Kasi Cloud Datacenters has held the flag-off ceremony for its Lekki campus in Lagos, marking the commissioning of what the company describes as West Africa’s first hyperscale-ready, AI-capable, carrier-neutral data centre platform.
The event signals the transition of Kasi LOS1 from construction into operational readiness, opening for the first time a world-class sovereign cloud and AI infrastructure option for Nigerian enterprises, financial institutions and government agencies.
Developed on approximately four hectares in the Maiyegun area of Lekki and adjacent to six subsea cable landing stations including Equiano and 2Africa, the Kasi campus is designed to scale to approximately 100 megawatts of critical IT capacity upon full development. The first building, LOS1, has been engineered to support high-density AI and accelerated computing environments alongside enterprise cloud and connectivity platforms, delivering sub-50 millisecond latency for in-country workloads.

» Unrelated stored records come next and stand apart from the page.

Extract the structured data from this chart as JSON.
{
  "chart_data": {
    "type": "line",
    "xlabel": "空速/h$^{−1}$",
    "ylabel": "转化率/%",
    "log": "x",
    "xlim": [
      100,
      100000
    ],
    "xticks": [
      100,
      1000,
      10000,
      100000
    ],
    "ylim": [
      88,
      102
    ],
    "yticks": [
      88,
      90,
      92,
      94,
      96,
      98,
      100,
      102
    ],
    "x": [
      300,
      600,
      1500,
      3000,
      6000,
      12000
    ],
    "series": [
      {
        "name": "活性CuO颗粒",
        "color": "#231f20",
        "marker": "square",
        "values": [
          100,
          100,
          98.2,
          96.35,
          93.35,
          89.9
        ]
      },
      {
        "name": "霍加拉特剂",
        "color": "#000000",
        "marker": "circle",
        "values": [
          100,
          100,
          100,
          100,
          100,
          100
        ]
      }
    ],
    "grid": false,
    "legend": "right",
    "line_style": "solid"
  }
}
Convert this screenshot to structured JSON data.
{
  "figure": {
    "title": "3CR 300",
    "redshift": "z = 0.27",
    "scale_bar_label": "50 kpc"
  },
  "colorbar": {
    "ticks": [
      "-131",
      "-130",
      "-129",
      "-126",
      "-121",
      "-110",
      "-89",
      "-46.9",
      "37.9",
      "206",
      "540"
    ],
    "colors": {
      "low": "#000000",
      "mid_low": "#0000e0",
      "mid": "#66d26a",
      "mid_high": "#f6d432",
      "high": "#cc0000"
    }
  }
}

The launch addresses a significant outflow problem. Nigerian enterprises currently spend an estimated $850 million annually on foreign cloud infrastructure — capital that flows out of the economy and sits under foreign legal jurisdiction. Kasi LOS1 provides the first institutional-grade, AI-ready alternative built on Nigerian soil, aligned with the country’s National Cloud Policy 2025, which mandates in-country hosting for sensitive government and financial data.
“Kasi was founded on the belief that Africa deserves world-class sovereign digital infrastructure built for the AI era. For too long, Africa’s data has powered someone else’s economy. Today, that changes,” said Johnson Agogbua, founder and CEO of Kasi Cloud Datacenters. “This flag-off marks the transition from development into commissioning and operational readiness — as we deliver world-class sovereign cloud and AI infrastructure, built in Lagos, for Africa’s digital future.”
Lagos State Governor Babajide Sanwo-Olu returned to the Kasi campus as special guest of honour, having presided over the project’s groundbreaking in 2022. His presence at both milestones reflects a sustained partnership between Lagos State and Kasi Cloud anchored in a shared view that sovereign digital infrastructure is essential to Africa’s most dynamic commercial city. “If Lagos is to sustain its Centre of Excellence status in Nigeria, vital infrastructural development is critical to achieving human capital development. The economic impact that infrastructure improvement has on nation-building cannot be overemphasized,” he has previously said. In December 2024, his administration publicly committed to hosting world-class data centres in Lagos — a commitment the commissioning of Kasi LOS1 now formalizes.
Finance Minister and Coordinating Minister of the Economy Taiwo Oyedele also attended the ceremony, underscoring the federal government’s recognition of digital infrastructure as a strategic pillar of Nigeria’s economic diversification agenda. The commissioning of Kasi LOS1 aligns with the government’s Renewed Hope Agenda, which identifies technology and digital infrastructure as primary drivers of economic growth and job creation.
The Nigeria Sovereign Investment Authority — one of Kasi Cloud’s foundational investors — was represented at the launch by its managing director and CEO Aminu Umar-Sadiq. “NSIA remains committed to investing in technology-driven infrastructure that can accelerate economic growth, strengthen national competitiveness, and deliver meaningful socio-economic impact,” he said. “The Kasi Cloud hyperscale data centre reflects NSIA’s long-term conviction that digital infrastructure will play a central role in repositioning Nigeria for the future economy. By supporting scalable platforms such as Kasi Cloud, NSIA will not only enable greater digital resilience and data sovereignty, but also create the foundation for enterprise growth and broader digital transformation across the country. With Kasi LOS1 now AI-ready and open for business, that repositioning is no longer a promise. It is a fact.”
Co-founder Mark Adams said the project positions Lagos as a strategic gateway to a fast-growing market. “Africa represents one of the most compelling long-term digital infrastructure growth markets globally. As global cloud, AI, and content platforms continue expanding into emerging markets, Nigeria — and Lagos specifically — is uniquely positioned to become the strategic digital gateway for the continent. Kasi LOS1 is the infrastructure that makes that possible,” he said.
The Kasi Lekki Campus is designed to hyperscale standards comparable to leading global technology campuses. Key specifications include a long-term 100-megawatt capacity, with LOS1 engineered for high-density AI and accelerated computing; carrier-neutral connectivity tied to six subsea cable systems and a direct TCN 132kV power connection; a hybrid power mix of gas, solar and battery storage with N+1 redundancy and a PUE target of 1.6 or below; alignment with Nigeria’s National Cloud Policy 2025, Nigeria Data Protection Act 2023 and TIA 942 Tier III standards; and sub-50ms latency for all in-country workloads.
Following the flag-off ceremony, the campus will proceed through phased commissioning, systems integration and customer readiness activities as Kasi advances toward full commercial operations.